20 September 2019 – 6 January 2020

With its nearly 140 works, the Albertina Museum is home to the world’s most important
collection of drawings by Albrecht Dürer (1471–1528). The present exhibition also includes
valuable international loan works in order to present Dürer’s drawn, printed, and painted
oeuvres as equally great artistic achievements. And with reference to the distinctive works
on exhibit, this exhibition also offers insights into the latest research findings.

The historical background of the Albertina Museum’s Dürer holdings is likewise a matter of
considerable distinction: their provenance can be traced back to 1528 without any gaps, thus
representing a group of works from the artist’s workshop that have been together for nearly
500 years. This collection prominently features family portraits and both animal and plant
studies as well as the lion’s share of Dürer’s head, hand, and clothing studies on colored paper.
These holdings thus offer a uniquely ideal starting point from which to reconstruct his
personal conception of drawing done in a workshop setting, allowing one to also gain an
understanding of his personal, early-humanist concept of art.

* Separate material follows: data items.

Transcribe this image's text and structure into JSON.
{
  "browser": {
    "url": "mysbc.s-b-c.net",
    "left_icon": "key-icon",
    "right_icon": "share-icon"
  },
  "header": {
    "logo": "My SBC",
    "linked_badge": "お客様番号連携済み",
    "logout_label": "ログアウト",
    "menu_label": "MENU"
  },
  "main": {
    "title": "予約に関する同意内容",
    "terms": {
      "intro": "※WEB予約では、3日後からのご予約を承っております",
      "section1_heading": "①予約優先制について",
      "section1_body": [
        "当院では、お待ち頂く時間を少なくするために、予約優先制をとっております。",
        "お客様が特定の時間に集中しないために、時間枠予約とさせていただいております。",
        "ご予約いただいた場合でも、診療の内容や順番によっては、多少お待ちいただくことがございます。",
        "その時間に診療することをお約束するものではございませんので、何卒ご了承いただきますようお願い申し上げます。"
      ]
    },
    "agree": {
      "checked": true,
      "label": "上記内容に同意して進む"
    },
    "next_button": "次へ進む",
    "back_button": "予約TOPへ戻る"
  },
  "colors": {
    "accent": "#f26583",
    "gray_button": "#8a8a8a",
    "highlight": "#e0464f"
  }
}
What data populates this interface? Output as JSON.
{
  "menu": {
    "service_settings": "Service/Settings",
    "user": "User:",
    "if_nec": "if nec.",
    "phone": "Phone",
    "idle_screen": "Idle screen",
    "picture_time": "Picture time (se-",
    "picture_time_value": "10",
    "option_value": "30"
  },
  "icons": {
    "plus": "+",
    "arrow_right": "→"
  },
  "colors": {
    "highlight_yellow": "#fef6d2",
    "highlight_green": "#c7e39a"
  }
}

When one observes a work on paper such as the Praying Hands: Is this miracle of analytical
observation and incomparably precise reproduction not far too ambitious for the purpose for
which it is assumed to have been created—namely, to serve as a preliminary study? And to
what purpose associated with typical workshop practices should one attribute a work like the
famous Young Hare? While Dürer was not the first artist north of the Alps to produce such
studies, his creations indeed do go far beyond the tradition of other such exemplary 15th-
century works on paper in terms of their consummate technical, compositional, and artistic
quality, a quality that frequently even extends to his carefully placed monogram signature.
As “master drawings”, Dürer’s works on paper stand at the dawn of drawing’s autonomy as
an art form. And it was with this intent, though still within the protected sphere of the
workshop, that he created these exquisitely precious works that would pave the way for the
esteem that the medium of drawing was to be accorded in the future.